India: Court Forces Web Firms to Remove “Objectionable” Content

by    /  February 11, 2012  / No comments

Several Internet companies, including the Indian subsidiaries of Google and Facebook, announced on 6 February that they had complied with Indian court directives to remove from their sites content deemed objectionable.

At a hearing in New Delhi civil court on that day, a judge ordered 22 firms to provide a detailed report within two weeks on the steps they were taking to remove “offensive” content. The firms, including Google, Yahoo, Facebook, YouTube, Blogspot, the Orkut social network and the forum eXBii, had been given until 6 February to remove all offensive material.

“The escalation of ‘cleansing’ and monitoring of the Internet in India continues apace,” Reporters Without Borders said.

“We call on the Indian courts to refrain from excessive directives such as the order to Web firms to remove objectionable content, and to delete from any webhosting vergleich clouds. They must stop forcing these collaborative sites to set up a filtering system and, as in the case of content deemed offensive, to take steps that would be harmful to online freedom of expression.

“The most recent legislation on the subject, the “IT Rules”, must be amended so that they do not become an instrument of censorship and repression.”


A spokesman for Google India announced on 6 February that some offensive content had been taken down from its Indian search engine and removed from the Indian servers of YouTube, Blogger and Orkut.

The nature of the content was not specified, although it was believed to be images that were offensive to some religious groups. Reports Without Borders calls on the company to give details of the content concerned in the Google Transparency Report, where it lists content that has been removed at the request of a government

The parent company of Facebook, for its part, said it could not comply with the demands of the Indian courts since its servers were located in the United States. Yahoo, Microsoft and Google have asked for the allegations against their sites to be withdrawn since they are not responsible for content hosted on their Indian servers.

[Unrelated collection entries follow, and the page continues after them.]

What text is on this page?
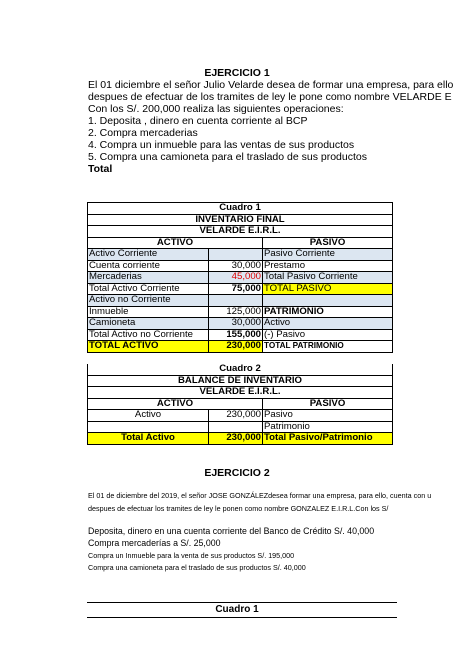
EJERCICIO 1
El 01 diciembre el señor Julio Velarde desea de formar una empresa, para ello
despues de efectuar de los tramites de ley le pone como nombre VELARDE E
Con los S/. 200,000 realiza las siguientes operaciones:
1. Deposita , dinero en cuenta corriente al BCP
2. Compra mercaderias
4. Compra un inmueble para las ventas de sus productos
5. Compra una camioneta para el traslado de sus productos
Total
Cuadro 1		
INVENTARIO FINAL		
VELARDE E.I.R.L.		
ACTIVO		PASIVO
Activo Corriente		Pasivo Corriente
Cuenta corriente	30,000	Prestamo
Mercaderias	45,000	Total Pasivo Corriente
Total Activo Corriente	75,000	TOTAL PASIVO
Activo no Corriente		
Inmueble	125,000	PATRIMONIO
Camioneta	30,000	Activo
Total Activo no Corriente	155,000	(-) Pasivo
TOTAL ACTIVO	230,000	TOTAL PATRIMONIO
Cuadro 2		
BALANCE DE INVENTARIO		
VELARDE E.I.R.L.		
ACTIVO		PASIVO
Activo	230,000	Pasivo
		Patrimonio
Total Activo	230,000	Total Pasivo/Patrimonio
EJERCICIO 2
El 01 de diciembre del 2019, el señor JOSE GONZÁLEZdesea formar una empresa, para ello, cuenta con u
despues de efectuar los tramites de ley le ponen como nombre GONZALEZ E.I.R.L.Con los S/
Deposita, dinero en una cuenta corriente del Banco de Crédito S/. 40,000
Compra mercaderías a S/. 25,000
Compra un Inmueble para la venta de sus productos S/. 195,000
Compra una camioneta para el traslado de sus productos S/. 40,000
Cuadro 1
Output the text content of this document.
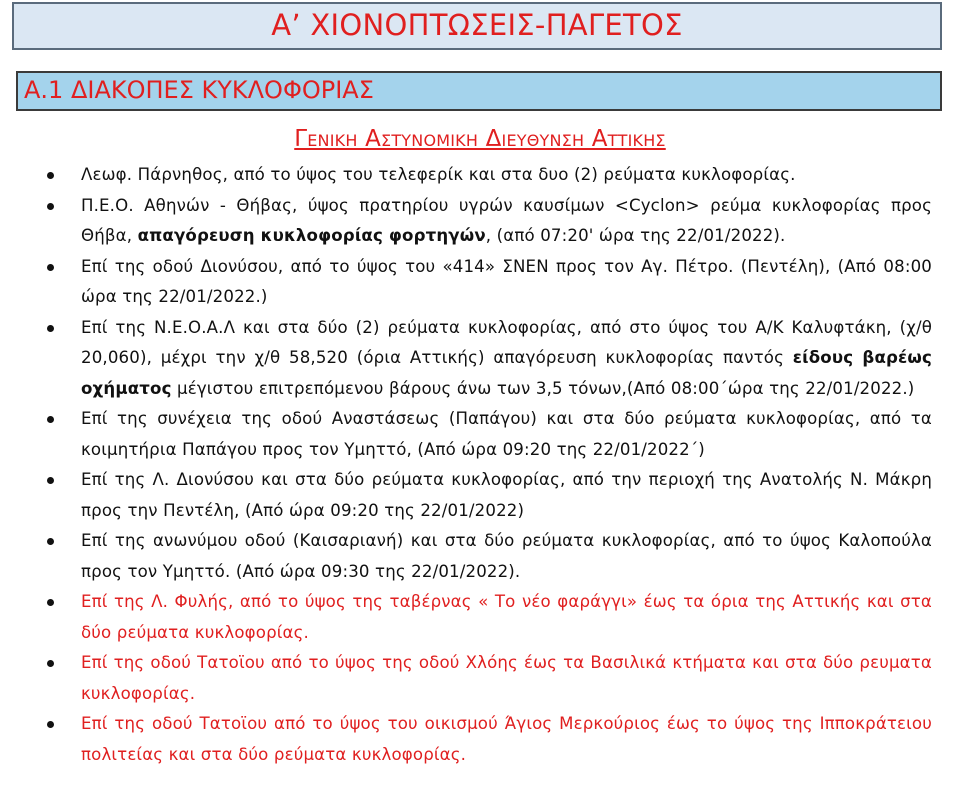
Α’ ΧΙΟΝΟΠΤΩΣΕΙΣ-ΠΑΓΕΤΟΣ
Α.1 ΔΙΑΚΟΠΕΣ ΚΥΚΛΟΦΟΡΙΑΣ
Γενικη Αστυνομικη Διευθυνση Αττικησ
Λεωφ. Πάρνηθος, από το ύψος του τελεφερίκ και στα δυο (2) ρεύματα κυκλοφορίας.
Π.Ε.Ο. Αθηνών - Θήβας, ύψος πρατηρίου υγρών καυσίμων <Cyclon> ρεύμα κυκλοφορίας προς Θήβα, απαγόρευση κυκλοφορίας φορτηγών, (από 07:20' ώρα της 22/01/2022).
Επί της οδού Διονύσου, από το ύψος του «414» ΣΝΕΝ προς τον Αγ. Πέτρο. (Πεντέλη), (Από 08:00 ώρα της 22/01/2022.)
Επί της Ν.Ε.Ο.Α.Λ και στα δύο (2) ρεύματα κυκλοφορίας, από στο ύψος του Α/Κ Καλυφτάκη, (χ/θ 20,060), μέχρι την χ/θ 58,520 (όρια Αττικής) απαγόρευση κυκλοφορίας παντός είδους βαρέως οχήματος μέγιστου επιτρεπόμενου βάρους άνω των 3,5 τόνων,(Από 08:00΄ώρα της 22/01/2022.)
Επί της συνέχεια της οδού Αναστάσεως (Παπάγου) και στα δύο ρεύματα κυκλοφορίας, από τα κοιμητήρια Παπάγου προς τον Υμηττό, (Από ώρα 09:20 της 22/01/2022΄)
Επί της Λ. Διονύσου και στα δύο ρεύματα κυκλοφορίας, από την περιοχή της Ανατολής Ν. Μάκρη προς την Πεντέλη, (Από ώρα 09:20 της 22/01/2022)
Επί της ανωνύμου οδού (Καισαριανή) και στα δύο ρεύματα κυκλοφορίας, από το ύψος Καλοπούλα προς τον Υμηττό. (Από ώρα 09:30 της 22/01/2022).
Επί της Λ. Φυλής, από το ύψος της ταβέρνας « Το νέο φαράγγι» έως τα όρια της Αττικής και στα δύο ρεύματα κυκλοφορίας.
Επί της οδού Τατοϊου από το ύψος της οδού Χλόης έως τα Βασιλικά κτήματα και στα δύο ρευματα κυκλοφορίας.
Επί της οδού Τατοϊου από το ύψος του οικισμού Άγιος Μερκούριος έως το ύψος της Ιπποκράτειου πολιτείας και στα δύο ρεύματα κυκλοφορίας.
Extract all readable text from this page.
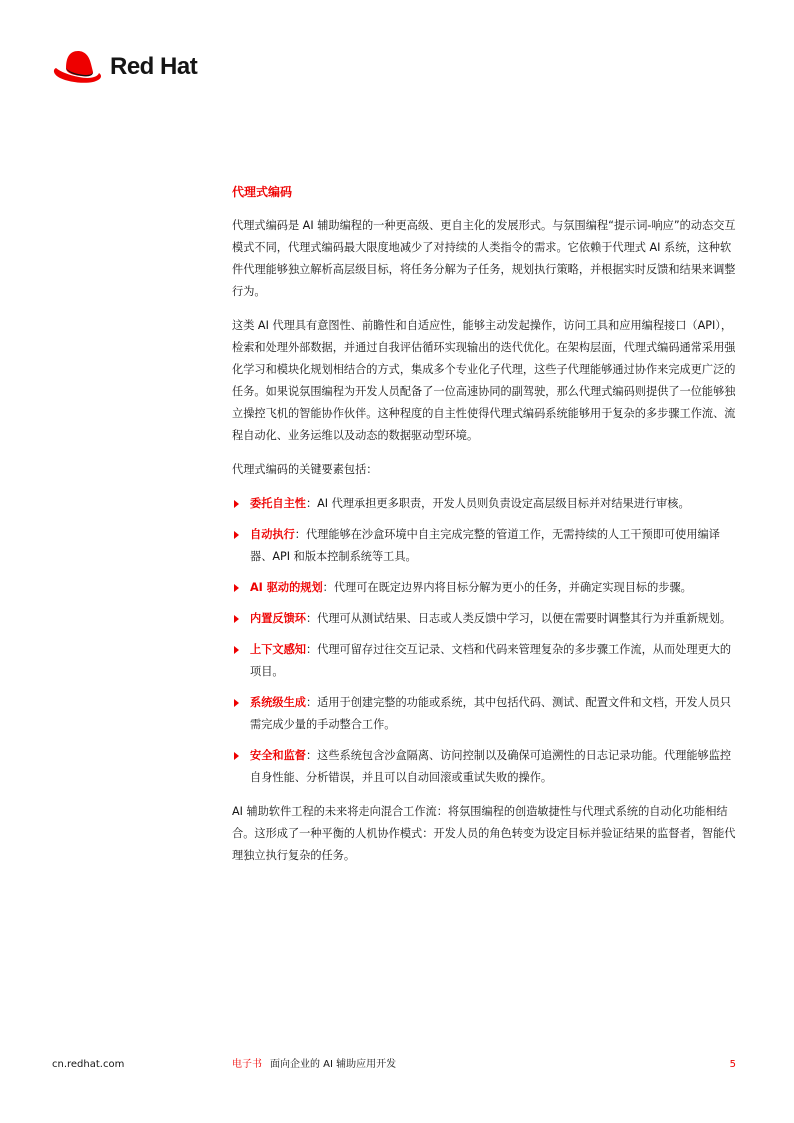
Red Hat
代理式编码

代理式编码是 AI 辅助编程的一种更高级、更自主化的发展形式。与氛围编程“提示词-响应”的动态交互模式不同，代理式编码最大限度地减少了对持续的人类指令的需求。它依赖于代理式 AI 系统，这种软件代理能够独立解析高层级目标，将任务分解为子任务，规划执行策略，并根据实时反馈和结果来调整行为。

这类 AI 代理具有意图性、前瞻性和自适应性，能够主动发起操作，访问工具和应用编程接口（API），检索和处理外部数据，并通过自我评估循环实现输出的迭代优化。在架构层面，代理式编码通常采用强化学习和模块化规划相结合的方式，集成多个专业化子代理，这些子代理能够通过协作来完成更广泛的任务。如果说氛围编程为开发人员配备了一位高速协同的副驾驶，那么代理式编码则提供了一位能够独立操控飞机的智能协作伙伴。这种程度的自主性使得代理式编码系统能够用于复杂的多步骤工作流、流程自动化、业务运维以及动态的数据驱动型环境。

代理式编码的关键要素包括：

委托自主性：AI 代理承担更多职责，开发人员则负责设定高层级目标并对结果进行审核。
自动执行：代理能够在沙盒环境中自主完成完整的管道工作，无需持续的人工干预即可使用编译器、API 和版本控制系统等工具。
AI 驱动的规划：代理可在既定边界内将目标分解为更小的任务，并确定实现目标的步骤。
内置反馈环：代理可从测试结果、日志或人类反馈中学习，以便在需要时调整其行为并重新规划。
上下文感知：代理可留存过往交互记录、文档和代码来管理复杂的多步骤工作流，从而处理更大的项目。
系统级生成：适用于创建完整的功能或系统，其中包括代码、测试、配置文件和文档，开发人员只需完成少量的手动整合工作。
安全和监督：这些系统包含沙盒隔离、访问控制以及确保可追溯性的日志记录功能。代理能够监控自身性能、分析错误，并且可以自动回滚或重试失败的操作。

AI 辅助软件工程的未来将走向混合工作流：将氛围编程的创造敏捷性与代理式系统的自动化功能相结合。这形成了一种平衡的人机协作模式：开发人员的角色转变为设定目标并验证结果的监督者，智能代理独立执行复杂的任务。

cn.redhat.com	电子书 面向企业的 AI 辅助应用开发	5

In parallel with the civil case, criminal proceedings were launched against the same Internet companies by a Hindu journalist, Vinay Rai, also on the grounds that they are hosting objectionable content.

Google India notified the Delhi High Court on 23 December that it would appeal. Reporters Without Borders calls on the court not to force Web firms to assume responsibility for content posted on sites by third parties and to drop the criminal case. A hearing is scheduled for 14 February.

The authorities are stepping up their control of information on the pretext of cleansing India’s Internet of content that might fan religious or social tension. According the IT Rules established last year, Internet companies must remove all banned content within 36 hours following notification by the authorities, without a prior court decision as would normally be required.

India fell nine places to 131st of 178 countries in the 2011-2012 world press freedom index compiled by Reporters Without Borders.